Figure 2: Mapping skill proficiency in data contribution against liquidity preferences

Unlike the high upfront costs associated with Scale AI, Codatta's Royalty Model eliminates financial barriers for small AI startups by introducing a pay-as-you-go system. This approach democratizes access to critical frontier data without the need for expensive upfront investments, allowing startups to showcase their product-market fit and scale. Additionally, by converting data into liquid assets in decentralized finance markets, Codatta ensures contributors can balance short-term liquidity needs with long-term asset ownership. Features like agreed transactions and fractional ownership further optimize liquidity, making asset-based rewards more appealing to a broader range of contributors. This consistency promotes collaboration, drives innovation in niche AI applications, and creates a diverse investment ecosystem for data creators and startups.

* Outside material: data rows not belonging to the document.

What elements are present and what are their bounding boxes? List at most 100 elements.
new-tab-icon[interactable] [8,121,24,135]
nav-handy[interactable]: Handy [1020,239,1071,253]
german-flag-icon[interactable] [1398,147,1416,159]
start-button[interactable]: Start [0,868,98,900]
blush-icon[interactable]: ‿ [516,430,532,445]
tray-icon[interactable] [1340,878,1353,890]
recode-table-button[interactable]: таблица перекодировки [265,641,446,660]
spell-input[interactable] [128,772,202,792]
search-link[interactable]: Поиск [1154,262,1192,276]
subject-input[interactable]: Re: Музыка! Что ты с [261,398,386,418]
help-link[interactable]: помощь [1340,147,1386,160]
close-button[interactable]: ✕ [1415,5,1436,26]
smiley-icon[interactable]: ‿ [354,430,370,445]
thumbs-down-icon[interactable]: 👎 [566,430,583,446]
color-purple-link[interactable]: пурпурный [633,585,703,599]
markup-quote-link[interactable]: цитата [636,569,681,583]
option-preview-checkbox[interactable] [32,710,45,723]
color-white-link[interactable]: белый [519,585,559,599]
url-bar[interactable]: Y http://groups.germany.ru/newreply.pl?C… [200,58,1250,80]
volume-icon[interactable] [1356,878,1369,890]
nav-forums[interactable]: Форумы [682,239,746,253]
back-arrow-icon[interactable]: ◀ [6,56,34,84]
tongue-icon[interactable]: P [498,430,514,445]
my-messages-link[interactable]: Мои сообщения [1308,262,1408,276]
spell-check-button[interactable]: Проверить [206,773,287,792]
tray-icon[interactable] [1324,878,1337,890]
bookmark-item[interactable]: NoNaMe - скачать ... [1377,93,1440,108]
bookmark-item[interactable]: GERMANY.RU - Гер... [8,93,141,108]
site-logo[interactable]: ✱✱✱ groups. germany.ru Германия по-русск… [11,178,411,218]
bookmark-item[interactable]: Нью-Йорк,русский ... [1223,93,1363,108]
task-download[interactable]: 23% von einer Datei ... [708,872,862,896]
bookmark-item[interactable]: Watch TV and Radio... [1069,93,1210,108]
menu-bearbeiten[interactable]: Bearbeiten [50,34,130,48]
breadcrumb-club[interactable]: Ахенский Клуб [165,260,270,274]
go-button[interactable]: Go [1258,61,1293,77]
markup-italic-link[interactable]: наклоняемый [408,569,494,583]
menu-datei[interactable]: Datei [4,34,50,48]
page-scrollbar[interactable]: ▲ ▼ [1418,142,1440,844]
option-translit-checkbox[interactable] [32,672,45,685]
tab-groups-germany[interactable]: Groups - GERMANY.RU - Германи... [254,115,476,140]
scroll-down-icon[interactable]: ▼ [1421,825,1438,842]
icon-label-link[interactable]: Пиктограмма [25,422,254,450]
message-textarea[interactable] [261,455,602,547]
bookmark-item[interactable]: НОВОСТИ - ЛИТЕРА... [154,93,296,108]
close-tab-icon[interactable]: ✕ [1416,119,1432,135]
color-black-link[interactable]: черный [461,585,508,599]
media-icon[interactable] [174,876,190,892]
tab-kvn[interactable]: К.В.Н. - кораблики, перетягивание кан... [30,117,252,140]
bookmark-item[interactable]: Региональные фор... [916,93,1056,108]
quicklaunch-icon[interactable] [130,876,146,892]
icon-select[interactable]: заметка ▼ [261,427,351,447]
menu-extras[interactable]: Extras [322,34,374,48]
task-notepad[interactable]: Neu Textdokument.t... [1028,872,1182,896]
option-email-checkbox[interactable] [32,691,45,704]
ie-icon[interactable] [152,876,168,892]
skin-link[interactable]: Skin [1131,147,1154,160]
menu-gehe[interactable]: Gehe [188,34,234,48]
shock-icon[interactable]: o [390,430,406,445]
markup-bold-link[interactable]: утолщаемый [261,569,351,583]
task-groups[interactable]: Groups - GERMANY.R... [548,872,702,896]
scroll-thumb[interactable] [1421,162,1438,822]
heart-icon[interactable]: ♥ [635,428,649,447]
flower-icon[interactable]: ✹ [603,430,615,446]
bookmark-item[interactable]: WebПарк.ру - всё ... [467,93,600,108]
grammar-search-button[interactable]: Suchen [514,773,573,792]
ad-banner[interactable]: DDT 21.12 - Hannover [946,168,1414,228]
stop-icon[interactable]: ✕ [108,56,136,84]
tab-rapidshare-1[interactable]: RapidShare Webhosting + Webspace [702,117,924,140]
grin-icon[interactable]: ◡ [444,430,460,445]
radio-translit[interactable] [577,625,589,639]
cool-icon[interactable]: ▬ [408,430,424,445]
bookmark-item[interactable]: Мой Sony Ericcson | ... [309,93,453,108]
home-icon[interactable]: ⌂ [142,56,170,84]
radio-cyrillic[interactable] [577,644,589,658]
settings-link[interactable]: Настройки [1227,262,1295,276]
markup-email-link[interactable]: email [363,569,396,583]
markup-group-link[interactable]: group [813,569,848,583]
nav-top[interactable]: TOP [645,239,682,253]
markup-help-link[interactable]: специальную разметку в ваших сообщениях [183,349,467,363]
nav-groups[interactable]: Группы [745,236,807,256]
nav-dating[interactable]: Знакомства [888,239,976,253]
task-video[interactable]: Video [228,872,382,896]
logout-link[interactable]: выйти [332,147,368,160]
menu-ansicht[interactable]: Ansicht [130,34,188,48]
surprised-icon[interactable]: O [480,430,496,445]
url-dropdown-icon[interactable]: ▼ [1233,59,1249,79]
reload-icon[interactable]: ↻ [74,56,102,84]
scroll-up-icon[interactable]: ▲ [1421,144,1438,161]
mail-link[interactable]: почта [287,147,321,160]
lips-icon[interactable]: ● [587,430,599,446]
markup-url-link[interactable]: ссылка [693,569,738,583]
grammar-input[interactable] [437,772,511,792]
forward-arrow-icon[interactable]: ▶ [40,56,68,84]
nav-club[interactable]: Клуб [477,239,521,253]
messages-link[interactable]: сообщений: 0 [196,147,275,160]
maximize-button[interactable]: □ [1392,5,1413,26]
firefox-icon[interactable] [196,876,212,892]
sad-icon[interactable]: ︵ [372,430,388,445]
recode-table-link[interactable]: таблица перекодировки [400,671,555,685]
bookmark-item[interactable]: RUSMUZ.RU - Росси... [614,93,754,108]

DPath.ai: Collaborative Solutions to Pathology AI Data Challenges

DPath.ai is pioneering a decentralized platform designed to connect pathologists, researchers, and AI model developers worldwide. We are responsible for acquiring, curating, and exchanging high-quality pathology data, enabling anyone interested in training AI models to participate. The DPath platform utilizes blockchain technology to ensure transparency, fairness, and security in data exchanges.

Platforms like DPath.ai can leverage Codatta's decentralized data protocol to collaboratively and transparently obtain annotations:

  • Task Definition: Clear annotation standards (such as Gleason grading for prostate cancer) ensure consistency and reliability of outcome data.

  • Community Engagement: Global skilled pathologists participate through the Codatta platform and are incentivized by its Royalty Model, earning ongoing rewards linked to the future value of the dataset.

  • Quality and Integrity: Blockchain-based verification and multi-party cross-referencing ensure traceable high-quality annotations while enhancing annotator accountability.

  • Security and Accessibility: By storing data in a decentralized manner, data ownership remains secure and accessible to relevant individuals.

Figure 3: Collaboration between Codatta and DPath.ai. Image source: https://huggingface.co/datasets/Codatta/Refined-TCGA-PRAD-Prostate-Cancer-Pathology-Dataset

By acquiring domain-specific data collaboratively, DPath.ai not only enriched the TCGA PRAD dataset with precise Gleason grading but also demonstrated how the Codatta platform creates cutting-edge data for the professional AI field. This approach fosters sustainable engagement, democratizes data acquisition, and accelerates the development of equitable and efficient healthcare AI systems.

Conclusion

(Optimized Gleason grading annotations of the TCGA PRAD dataset) is the result of collaboration between Codatta and DPath.ai, enhancing diagnostic accuracy and detail of pathology AI data through ROI-level annotations with annotation rationale. With participation from global pathology experts, the project ensures high-quality data while rewarding contributors through Codatta's Royalty Model, providing ongoing value and ownership. This approach also fosters collaboration, improves data liquidity, and accelerates the development of healthcare AI, showcasing the power of decentralized, community-driven solutions.